The GOP front-runner has faced persistent opposition from members of the Republican establishment who fear that his rhetoric about illegal immigration and controversies over how he speaks about women could sink the party’s chances to win the White House in November and threaten its hold on Congress. Anti-Trump conservatives have poured millions of dollars into attack ads throughout the country, hoping to prevent him from clinching the nomination — a plan that rests on stopping him from reaching the 1,237-delegate threshold necessary to declare an outright victory.
Those tensions came to a head Tuesday when, during a televised CNN town hall, Trump said that he no longer intends to uphold a pledge he signed last fall to support the eventual GOP nominee if he is not the winner. Party leaders fear that a third-party run by Trump would rip the GOP apart and sweep the Democratic nominee into office.
“No, I don’t anymore,” Trump told CNN’s Anderson Cooper when asked whether he stood by the pledge. Instead, he said, he will wait to see who emerges as the party’s standard-bearer.
“I have been treated very unfairly,” Trump added later.
Trump’s meeting with the RNC on Thursday — which was not publicly disclosed before it occurred — and his subsequent tweet seemed organized to show that the two sides are working together despite Trump's criticism of party leadership.

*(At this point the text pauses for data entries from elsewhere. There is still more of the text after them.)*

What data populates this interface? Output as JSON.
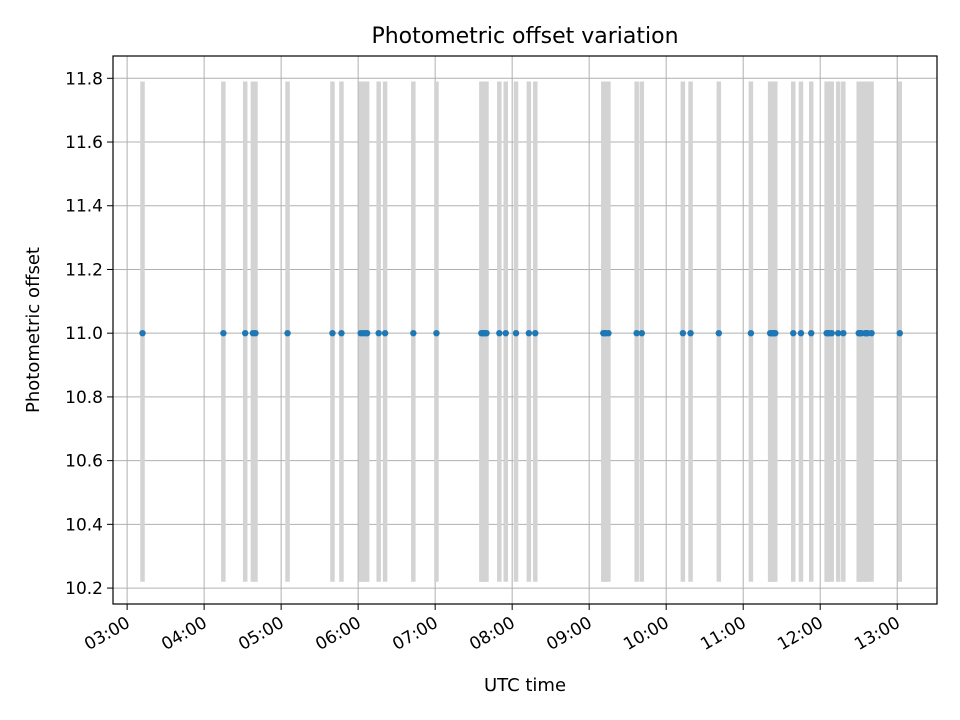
{
  "chart_data": {
    "type": "scatter",
    "title": "Photometric offset variation",
    "xlabel": "UTC time",
    "ylabel": "Photometric offset",
    "xlim": [
      "02:49",
      "13:31"
    ],
    "ylim": [
      10.15,
      11.87
    ],
    "grid": true,
    "x_ticks": [
      "03:00",
      "04:00",
      "05:00",
      "06:00",
      "07:00",
      "08:00",
      "09:00",
      "10:00",
      "11:00",
      "12:00",
      "13:00"
    ],
    "y_ticks": [
      10.2,
      10.4,
      10.6,
      10.8,
      11.0,
      11.2,
      11.4,
      11.6,
      11.8
    ],
    "error_bar_range": [
      10.22,
      11.79
    ],
    "error_bar_color": "#d3d3d3",
    "point_color": "#1f77b4",
    "x": [
      "03:12",
      "04:15",
      "04:32",
      "04:38",
      "04:40",
      "05:05",
      "05:40",
      "05:47",
      "06:02",
      "06:04",
      "06:06",
      "06:07",
      "06:16",
      "06:21",
      "06:43",
      "07:01",
      "07:36",
      "07:37",
      "07:38",
      "07:39",
      "07:40",
      "07:50",
      "07:55",
      "08:03",
      "08:13",
      "08:18",
      "09:11",
      "09:12",
      "09:13",
      "09:15",
      "09:37",
      "09:41",
      "10:13",
      "10:19",
      "10:41",
      "11:06",
      "11:21",
      "11:22",
      "11:23",
      "11:24",
      "11:25",
      "11:39",
      "11:45",
      "11:53",
      "12:05",
      "12:06",
      "12:07",
      "12:09",
      "12:14",
      "12:18",
      "12:30",
      "12:31",
      "12:32",
      "12:35",
      "12:36",
      "12:37",
      "12:40",
      "13:02"
    ],
    "y": [
      11.0,
      11.0,
      11.0,
      11.0,
      11.0,
      11.0,
      11.0,
      11.0,
      11.0,
      11.0,
      11.0,
      11.0,
      11.0,
      11.0,
      11.0,
      11.0,
      11.0,
      11.0,
      11.0,
      11.0,
      11.0,
      11.0,
      11.0,
      11.0,
      11.0,
      11.0,
      11.0,
      11.0,
      11.0,
      11.0,
      11.0,
      11.0,
      11.0,
      11.0,
      11.0,
      11.0,
      11.0,
      11.0,
      11.0,
      11.0,
      11.0,
      11.0,
      11.0,
      11.0,
      11.0,
      11.0,
      11.0,
      11.0,
      11.0,
      11.0,
      11.0,
      11.0,
      11.0,
      11.0,
      11.0,
      11.0,
      11.0,
      11.0
    ]
  }
}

Trump told Fox News that the meeting with the RNC was productive during a pre-taped appearance on The O’Reilly Factor, and called the party officials “very good people.”
“They are very good people, very actually terrific meeting I think. It’s really a unity meeting,” he said, according to an advance transcript of the interview, which will air in full Thursday evening. “I get along with people, I get along with people very well. We had a very good meeting with the RNC.”
But even though the RNC appears intent upon smoothing things over with Trump, establishment leaders such as 2012 GOP nominee Mitt Romney have continued to question the authenticity of Trump’s conservative principles and have voiced fears that he will irreparably damage the party’s brand. In Wisconsin, which will hold its primary Tuesday, conservative leaders have rallied behind Sen. Ted Cruz (R-Tex.) in hopes of stopping Trump from adding to his delegate lead.
Trump has dismissed attacks on his conservative bona fides and temperament, holding up his many victories in nominating contests throughout the country to show that he is what voters want.
“I’m the front-runner by a lot. I’m beating Ted Cruz by millions of votes,” he said. “This was not going to happen with the Republican Party. People who have never voted before, Democrats and independents are pouring in and voting for me.”
Trump also met with several foreign policy advisers while in Washington — a team whose members he has not fully disclosed, but which he said will be unveiled Friday. The meeting, according to his campaign, took place at the Old Post Office Pavilion, which the billionaire is transforming into a Trump-branded hotel.
The real estate mogul has come under fire for refusing to take the use of nuclear weapons off the table as a component of military confrontations. He further raised eyebrows when he suggested that countries like Japan and South Korea may be justified in pursuing the development of their own nuclear weapons in service of their own defense, for which he says the United States bears a disproportionate burden.
He told Fox News Thursday that his foreign policy advisers agreed with him on nuclear power and on his calls to reconfigure NATO, which he said last week is "obsolete."
“A number of them commented that what I said was absolutely correct as to nuclear,” Trump said. “They also felt I was right as to NATO because we are paying a disproportionate share of NATO and NATO is largely obsolete. It’s got to be restructured and it’s got to be changed and other countries have to pay some of the bills.”